NOTE: All of these commands are found in VMware Support Bundles under the "commands" folder. If you are looking for the "esxcli" commands in the Support Bundle they will be labeled as "localcli". When typing the commands on the ESXi Host SSH you can use either 'esxcli' or 'localcli' though.
Useful VMware / SCSI KB Articles
Here are KBs constantly referred to and reviewed to troubleshoot and understand VMware issues / environments:
Interpreting SCSI Sense Codes on ESXi:
In the SAN world you SCSI is used for every operation. Thus when there are errors we get what is called "SCSI Sense Codes". SCSI Sense Codes are what provide an insight into what issue is being seen by the responses received from the FlashArray and/or local hosts driver. Along with SCSI Sense Codes you have "Additional Sense Code" (ASC) and "Additional Sense Code Qualifiers" (ASCQ). These two work in parallel with SCSi Sense Codes to give a more in-depth description of the errors. You will work with these errors daily in a SAN environment and this article provides great insight into both ESXi Specific errors as well as generic SCSI errors.

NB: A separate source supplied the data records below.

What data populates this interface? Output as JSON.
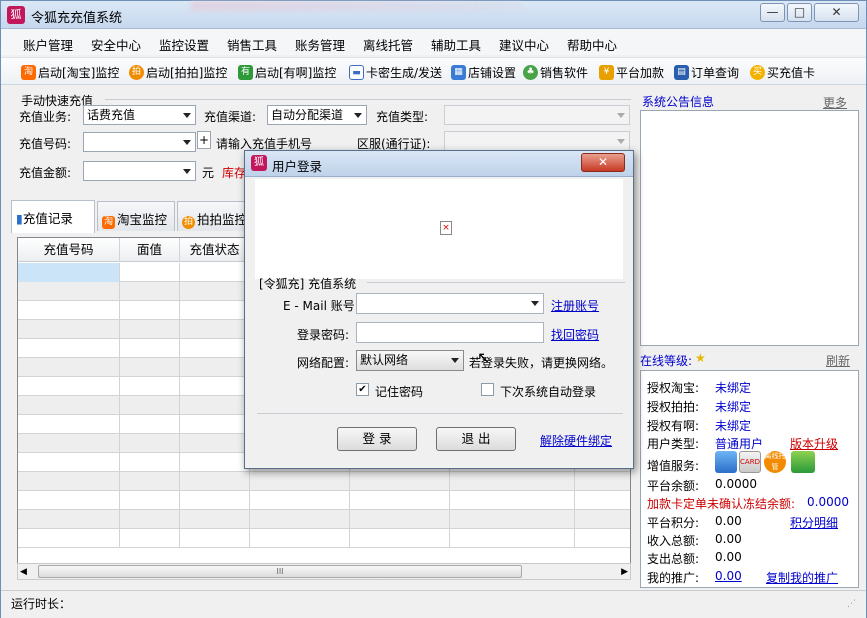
{
  "window": {
    "title": "令狐充充值系统",
    "minimize": "—",
    "maximize": "□",
    "close": "✕"
  },
  "menu": [
    "账户管理",
    "安全中心",
    "监控设置",
    "销售工具",
    "账务管理",
    "离线托管",
    "辅助工具",
    "建议中心",
    "帮助中心"
  ],
  "toolbar": {
    "taobao": "启动[淘宝]监控",
    "paipai": "启动[拍拍]监控",
    "youa": "启动[有啊]监控",
    "card": "卡密生成/发送",
    "shop": "店铺设置",
    "sales": "销售软件",
    "addfund": "平台加款",
    "orders": "订单查询",
    "buycard": "买充值卡"
  },
  "quick": {
    "group": "手动快速充值",
    "business_label": "充值业务:",
    "business_value": "话费充值",
    "channel_label": "充值渠道:",
    "channel_value": "自动分配渠道",
    "type_label": "充值类型:",
    "number_label": "充值号码:",
    "number_hint": "请输入充值手机号",
    "plus": "+",
    "region_label": "区服(通行证):",
    "amount_label": "充值金额:",
    "unit": "元",
    "stock": "库存"
  },
  "tabs": [
    "充值记录",
    "淘宝监控",
    "拍拍监控"
  ],
  "grid": {
    "headers": [
      "充值号码",
      "面值",
      "充值状态"
    ],
    "rows": 15,
    "scroll_grip": "III"
  },
  "status": {
    "runtime_label": "运行时长："
  },
  "notice": {
    "title": "系统公告信息",
    "more": "更多"
  },
  "account": {
    "level_label": "在线等级:",
    "refresh": "刷新",
    "taobao_label": "授权淘宝:",
    "taobao_value": "未绑定",
    "paipai_label": "授权拍拍:",
    "paipai_value": "未绑定",
    "youa_label": "授权有啊:",
    "youa_value": "未绑定",
    "usertype_label": "用户类型:",
    "usertype_value": "普通用户",
    "upgrade": "版本升级",
    "vas_label": "增值服务:",
    "balance_label": "平台余额:",
    "balance_value": "0.0000",
    "frozen_label": "加款卡定单未确认冻结余额:",
    "frozen_value": "0.0000",
    "points_label": "平台积分:",
    "points_value": "0.00",
    "points_link": "积分明细",
    "income_label": "收入总额:",
    "income_value": "0.00",
    "expense_label": "支出总额:",
    "expense_value": "0.00",
    "promo_label": "我的推广:",
    "promo_value": "0.00",
    "promo_link": "复制我的推广"
  },
  "login": {
    "title": "用户登录",
    "close": "✕",
    "broken_image": "×",
    "group": "[令狐充] 充值系统",
    "email_label": "E - Mail 账号:",
    "register": "注册账号",
    "password_label": "登录密码:",
    "recover": "找回密码",
    "network_label": "网络配置:",
    "network_value": "默认网络",
    "network_hint": "若登录失败，请更换网络。",
    "remember": "记住密码",
    "remember_checked": true,
    "autologin": "下次系统自动登录",
    "login_btn": "登 录",
    "exit_btn": "退 出",
    "unbind": "解除硬件绑定"
  }
}
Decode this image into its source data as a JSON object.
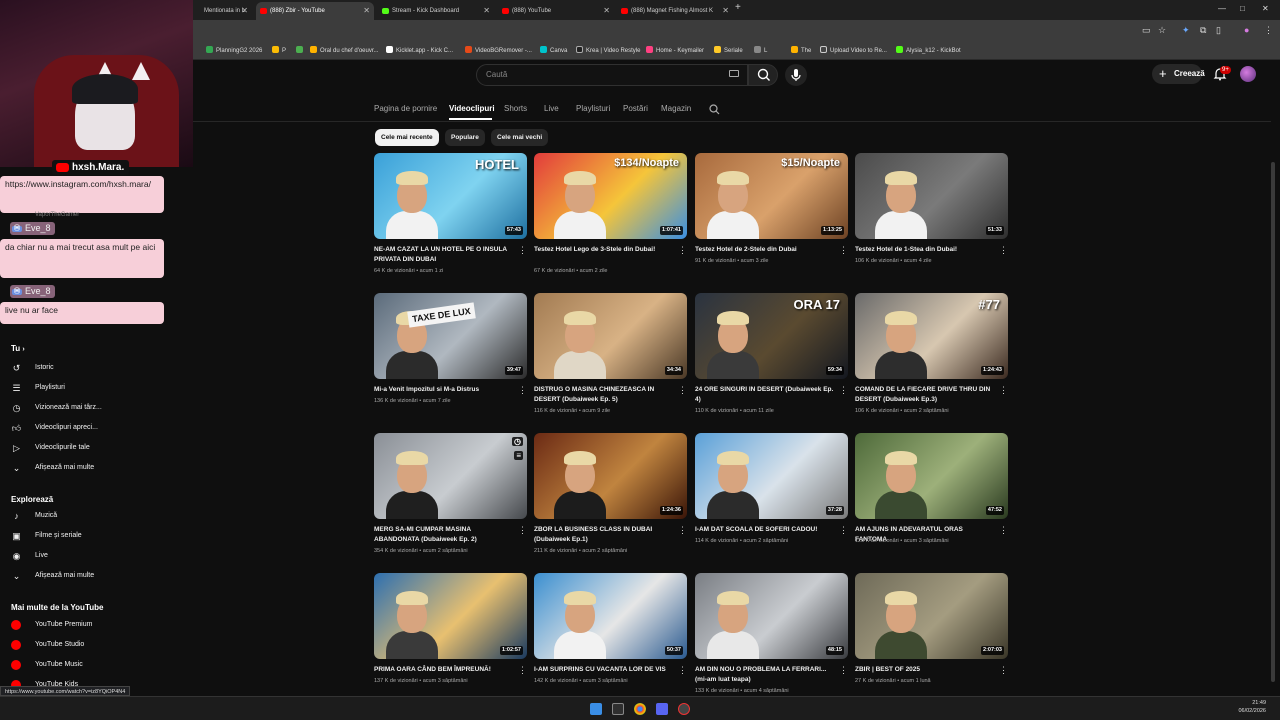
{
  "browser": {
    "tabs": [
      {
        "title": "Mentionata in L"
      },
      {
        "title": "(888) Zbir - YouTube"
      },
      {
        "title": "Stream - Kick Dashboard"
      },
      {
        "title": "(888) YouTube"
      },
      {
        "title": "(888) Magnet Fishing Almost K"
      }
    ],
    "bookmarks": [
      "PlanningG2 2026",
      "P",
      "Oral du chef d'oeuvr...",
      "Kicklet.app - Kick C...",
      "VideoBGRemover -...",
      "Canva",
      "Krea | Video Restyle",
      "Home - Keymailer",
      "Seriale",
      "L",
      "The",
      "Upload Video to Re...",
      "Alysia_k12 - KickBot"
    ],
    "status_url": "https://www.youtube.com/watch?v=iz8YQiOP4N4"
  },
  "header": {
    "search_placeholder": "Caută",
    "create_label": "Creează",
    "notif_count": "9+"
  },
  "channel_tabs": [
    "Pagina de pornire",
    "Videoclipuri",
    "Shorts",
    "Live",
    "Playlisturi",
    "Postări",
    "Magazin"
  ],
  "chips": [
    "Cele mai recente",
    "Populare",
    "Cele mai vechi"
  ],
  "videos": [
    {
      "title": "NE-AM CAZAT LA UN HOTEL PE O INSULA PRIVATA DIN DUBAI",
      "views": "64 K de vizionări",
      "age": "acum 1 zi",
      "duration": "57:43",
      "overlay": "HOTEL"
    },
    {
      "title": "Testez Hotel Lego de 3-Stele din Dubai!",
      "views": "67 K de vizionări",
      "age": "acum 2 zile",
      "duration": "1:07:41",
      "overlay": "$134/Noapte"
    },
    {
      "title": "Testez Hotel de 2-Stele din Dubai",
      "views": "91 K de vizionări",
      "age": "acum 3 zile",
      "duration": "1:13:25",
      "overlay": "$15/Noapte"
    },
    {
      "title": "Testez Hotel de 1-Stea din Dubai!",
      "views": "106 K de vizionări",
      "age": "acum 4 zile",
      "duration": "51:33",
      "overlay": ""
    },
    {
      "title": "Mi-a Venit Impozitul si M-a Distrus",
      "views": "136 K de vizionări",
      "age": "acum 7 zile",
      "duration": "39:47",
      "overlay": "TAXE DE LUX"
    },
    {
      "title": "DISTRUG O MASINA CHINEZEASCA IN DESERT (Dubaiweek Ep. 5)",
      "views": "116 K de vizionări",
      "age": "acum 9 zile",
      "duration": "34:34",
      "overlay": ""
    },
    {
      "title": "24 ORE SINGURI IN DESERT (Dubaiweek Ep. 4)",
      "views": "110 K de vizionări",
      "age": "acum 11 zile",
      "duration": "59:34",
      "overlay": "ORA 17"
    },
    {
      "title": "COMAND DE LA FIECARE DRIVE THRU DIN DESERT (Dubaiweek Ep.3)",
      "views": "106 K de vizionări",
      "age": "acum 2 săptămâni",
      "duration": "1:24:43",
      "overlay": "#77"
    },
    {
      "title": "MERG SA-MI CUMPAR MASINA ABANDONATA (Dubaiweek Ep. 2)",
      "views": "354 K de vizionări",
      "age": "acum 2 săptămâni",
      "duration": "",
      "overlay": ""
    },
    {
      "title": "ZBOR LA BUSINESS CLASS IN DUBAI (Dubaiweek Ep.1)",
      "views": "211 K de vizionări",
      "age": "acum 2 săptămâni",
      "duration": "1:24:36",
      "overlay": ""
    },
    {
      "title": "I-AM DAT SCOALA DE SOFERI CADOU!",
      "views": "114 K de vizionări",
      "age": "acum 2 săptămâni",
      "duration": "37:28",
      "overlay": ""
    },
    {
      "title": "AM AJUNS IN ADEVARATUL ORAS FANTOMA",
      "views": "128 K de vizionări",
      "age": "acum 3 săptămâni",
      "duration": "47:52",
      "overlay": ""
    },
    {
      "title": "PRIMA OARA CÂND BEM ÎMPREUNĂ!",
      "views": "137 K de vizionări",
      "age": "acum 3 săptămâni",
      "duration": "1:02:57",
      "overlay": ""
    },
    {
      "title": "I-AM SURPRINS CU VACANTA LOR DE VIS",
      "views": "142 K de vizionări",
      "age": "acum 3 săptămâni",
      "duration": "50:37",
      "overlay": ""
    },
    {
      "title": "AM DIN NOU O PROBLEMA LA FERRARI... (mi-am luat teapa)",
      "views": "133 K de vizionări",
      "age": "acum 4 săptămâni",
      "duration": "48:15",
      "overlay": ""
    },
    {
      "title": "ZBIR | BEST OF 2025",
      "views": "27 K de vizionări",
      "age": "acum 1 lună",
      "duration": "2:07:03",
      "overlay": ""
    }
  ],
  "sidebar": {
    "you_heading": "Tu",
    "you_items": [
      "Istoric",
      "Playlisturi",
      "Vizionează mai târz...",
      "Videoclipuri apreci...",
      "Videoclipurile tale",
      "Afișează mai multe"
    ],
    "explore_heading": "Explorează",
    "explore_items": [
      "Muzică",
      "Filme și seriale",
      "Live",
      "Afișează mai multe"
    ],
    "more_heading": "Mai multe de la YouTube",
    "more_items": [
      "YouTube Premium",
      "YouTube Studio",
      "YouTube Music",
      "YouTube Kids"
    ]
  },
  "stream_overlay": {
    "streamer_name": "hxsh.Mara.",
    "chat": [
      {
        "text": "https://www.instagram.com/hxsh.mara/"
      },
      {
        "user": "Eve_8",
        "text": "da chiar nu a mai trecut asa mult pe aici"
      },
      {
        "user": "Eve_8",
        "text": "live nu ar face"
      }
    ],
    "ghost_user": "VaporTheGamer"
  },
  "taskbar": {
    "time": "21:49",
    "date": "06/02/2026"
  }
}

Also see http://www.virten.net/vmware/esxi-sc...-code-decoder/ for a very useful tool for decoding ESXi SCSI Sense Codes.
Understanding SCSI host-side NMP errors:
This KB is awesome for wanting to know what the ESXi Host's driver / firmware is reporting when issues are seen. You see want to look at these whenever you are looking at any NMP (Native MultiPath) errors within the vmkernel logs. I reference this almost daily when working on VMware tickets since NMP errors are almost always seen when tickets are opened with us. This is used in parallel with "Interpreting SCSI Sense Codes on ESXi".
SCSI Sense Keys:
This is a quick reference for understanding what the SCSI Sense Error Codes. This works in parallel with the 2 articles listed above. You will notice this is the offical T10 website and is what should be the "goto" for anything SCSI.
Additional Sense Data:
This is a quick reference for understanding ASC/ASCQ codes. This works in parallel with the 3 articles listed above. You will notice this is also the offical T10 website and is what should be the "goto" for anything SCSI regarding ASC/ASCQ.
VMware VAAI White Paper:
I use this VAAI White Paper quite regularly to review how VAAI functions and recalling default behaviors, limitations, etc. I use this in parallel with "VMware VAAI Frequently Asked Questions".
VMware VAAI Frequently Asked Questions:
This is another great reference for VAAI limitations and functionality. I would get to know this KB well since there is lots of great information!
Mr. VMware (Best Practices Confirmation)
Fuse Tool: mr vmware KB has been created to track this tool. Please refer to the KB moving forward for updates on the tool.
NOTE: Additional work is being completed on Mr. VMware to include hardware, firmware, driver, iSCSI, and other important bits of information.